Biz de ailecek 1971 yılında olmalı Bolu-Mudurnu yöresinin kuru havalı ikliminden Sakarya-Adapazarı'nın nemli yöresine taşındık. Yeni yöremizin ve şehrimizin nemi, sivrisineği ve pıtrakları hayatımızı çekilmez kılıyordu. Günde iki defa Sakarya'dan kalkan Ceylan Otobüsleri'nin Mudurnu istikametine akışını seyrederdik. Kardeşim İbrahim ile birlikte biz de bizim yöreye giden Ceylan Otobüslerine bakarak köyümüzün ve yöremizin hasretini, özlemini dindirmeye çalışırdık. Gözlerimiz Ceylan otobüslerine takılı kalmıştı. Adapazarı'na alışıncaya kadar bir süre zahmet çektik ve gözlerimiz hep Ceylan otobüslerini aradı, taradı. Otobüslere bakarak teselli buluyorduk. Sanki diyarımızdan öksüz kalmıştık.
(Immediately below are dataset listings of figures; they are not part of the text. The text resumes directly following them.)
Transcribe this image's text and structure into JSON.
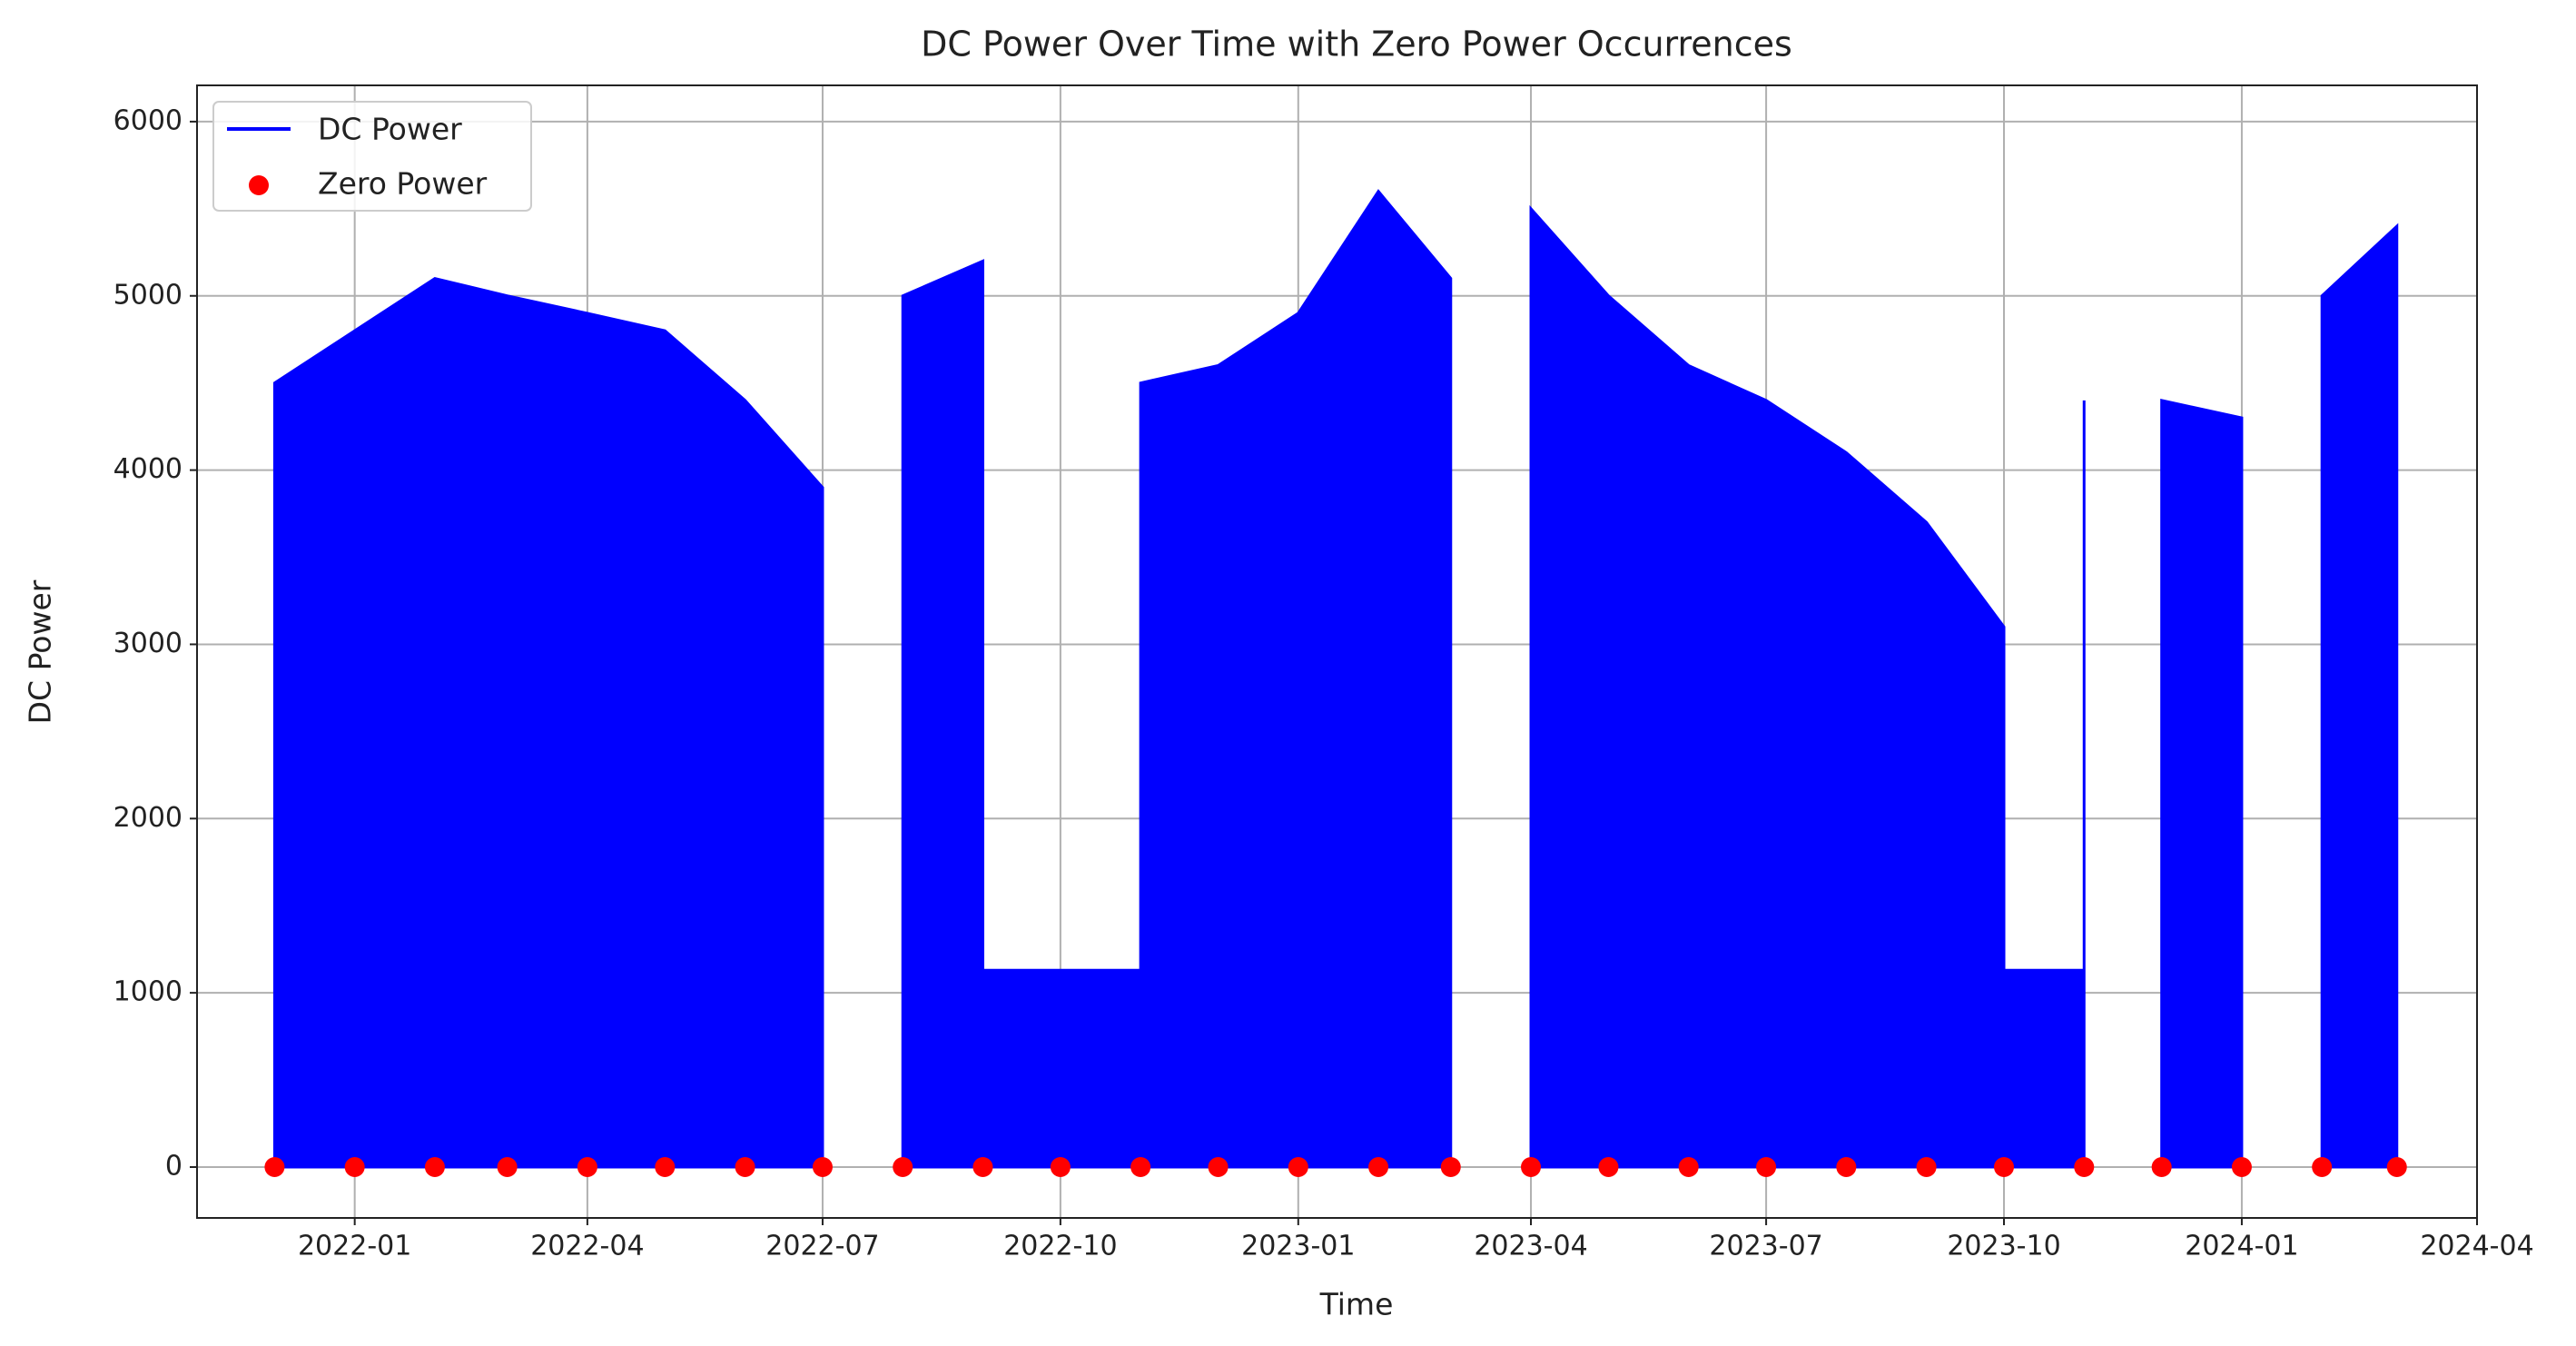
{
  "chart_data": {
    "type": "line",
    "title": "DC Power Over Time with Zero Power Occurrences",
    "x_label": "Time",
    "y_label": "DC Power",
    "xlim": [
      "2021-11",
      "2024-04"
    ],
    "xticks": [
      "2022-01",
      "2022-04",
      "2022-07",
      "2022-10",
      "2023-01",
      "2023-04",
      "2023-07",
      "2023-10",
      "2024-01",
      "2024-04"
    ],
    "ylim": [
      -292,
      6208
    ],
    "yticks": [
      0,
      1000,
      2000,
      3000,
      4000,
      5000,
      6000
    ],
    "grid": true,
    "legend": "upper-left",
    "series": [
      {
        "name": "DC Power",
        "color": "#0000ff",
        "type": "line",
        "filled": true,
        "x": [
          "2021-12",
          "2021-12",
          "2022-01",
          "2022-02",
          "2022-03",
          "2022-04",
          "2022-05",
          "2022-06",
          "2022-07",
          "2022-07",
          "2022-08",
          "2022-08",
          "2022-08",
          "2022-09",
          "2022-09",
          "2022-10",
          "2022-11",
          "2022-11",
          "2022-12",
          "2023-01",
          "2023-02",
          "2023-03",
          "2023-03",
          "2023-04",
          "2023-04",
          "2023-04",
          "2023-05",
          "2023-06",
          "2023-07",
          "2023-08",
          "2023-09",
          "2023-10",
          "2023-10",
          "2023-10",
          "2023-10",
          "2023-10",
          "2023-11",
          "2023-11",
          "2023-11",
          "2023-12",
          "2023-12",
          "2023-12",
          "2024-01",
          "2024-01",
          "2024-02",
          "2024-02",
          "2024-02",
          "2024-03",
          "2024-03"
        ],
        "values": [
          0,
          4500,
          4800,
          5100,
          5000,
          4900,
          4800,
          4400,
          3900,
          0,
          null,
          0,
          5000,
          5200,
          1130,
          1130,
          1130,
          4500,
          4600,
          4900,
          5600,
          5100,
          0,
          null,
          0,
          5500,
          5000,
          4600,
          4400,
          4100,
          3700,
          3100,
          0,
          null,
          0,
          1130,
          1130,
          4400,
          0,
          null,
          0,
          4400,
          4300,
          0,
          null,
          0,
          5000,
          5400,
          0
        ]
      },
      {
        "name": "Zero Power",
        "color": "#ff0000",
        "type": "scatter",
        "x": [
          "2021-12",
          "2022-01",
          "2022-02",
          "2022-03",
          "2022-04",
          "2022-05",
          "2022-06",
          "2022-07",
          "2022-08",
          "2022-09",
          "2022-10",
          "2022-11",
          "2022-12",
          "2023-01",
          "2023-02",
          "2023-03",
          "2023-04",
          "2023-05",
          "2023-06",
          "2023-07",
          "2023-08",
          "2023-09",
          "2023-10",
          "2023-11",
          "2023-12",
          "2024-01",
          "2024-02",
          "2024-03"
        ],
        "values": [
          0,
          0,
          0,
          0,
          0,
          0,
          0,
          0,
          0,
          0,
          0,
          0,
          0,
          0,
          0,
          0,
          0,
          0,
          0,
          0,
          0,
          0,
          0,
          0,
          0,
          0,
          0,
          0
        ]
      }
    ]
  }
}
Bilal-i Habeşi de çok coşkun duygulara sahiptir. Mekke günleri gözlerinin önünden hiç gitmemiştir. Zamanla peygamber şehri haline gelen Medine'ye de alışmış ve onunla bütünleşmiştir. Lakin bu devre de uzun sürmemiştir. Hazreti Peygamberin irtihalinden sonra Hazreti Ömer döneminde Şam fethedilen merkezlerden birisidir. Bilal-i Habeşi'nin peygamberle ortak hatıratı olan ve sürekli onu hatırlatan, güzide hatıralarını tazeleyen bu şehre Peygamberin yokluğunda katlanması zor gelmiştir. Şam'a yerleşmiştir. Kendisine yeni bir düzen ve şehir kurmuştur. Hazreti Ömer döneminde misafir olarak bir kez daha Peygamber şehrine geri döner. Duygulu şehir ahalisi, ondan ruhlarını coşturacak peygamber dönemini hatırlatacak nostaljik bir ezan dinlemek ister. Eski şehrinin halkını kıramayarak hıçkırıklar eşliğinde yine eskide olduğu gibi eşhedu yerine eshedu çekerek şın harfini sine kalbederek, dönüştürerek okur. Duygular sel olur. Bu onun bilinen son ezanıdır. Bilal-i Habeşi Arapçayı peltek konuşan birisidir. O haliyle de kabul görmüş ve sevilmiştir.
Ahir ömrünü Şam'da geçirmiş ve burada defnedilmiştir. Kabri Şam'dadır. Abdullah Cafer-i Tayyar ile birlikte aynı hazireyi paylaşırlar. Ehl-i beyt'in efradına komşudur. Cuma günleri okul tatil olduğundan ben de Cuma namazı sonrası genellikle Babü's Sağir Mezarlığına gelir burada ehl-i beyt ve sahabe kabirlerini dolaşır bilhassa Bilal-Habeşi'nin haziresine uğrardım. Bu sayede huzur bulur ve içime dönük asude bir gün geçirirdim. Yalnız gitmeyi ve bu suretle ziyareti severdim. Bu halvetimi İranlı ziyaretçiler bozdu. İran Devriminden hemen sonra kalabalık kitleler halinde bu bölgeye akın etmeye başladılar. Saddam döneminde Irak yüzlerine kapalı olduğundan buraya dadanmışlardı. Onlar kalabalıklar halinde ve gürültülü bir biçimde ziyarette bulunuyorlardı. Böylece sayelerinde yalnızlığımı ve o asude iklimi kaybettim. Ahiret odaklı asude iklimimi gölgelediler. Onlar ziyaret yerine adeta kalabalıklar halinde mezar nümayişi/gösterisi yapıyorlardı. Bu durum mizacıma ters düşüyordu. İran Devrimi 40 kusur yıldan beri de siyasi ve dini olarak İslam dünyasının nispi asude iklimini gölgelemeye devam ediyor.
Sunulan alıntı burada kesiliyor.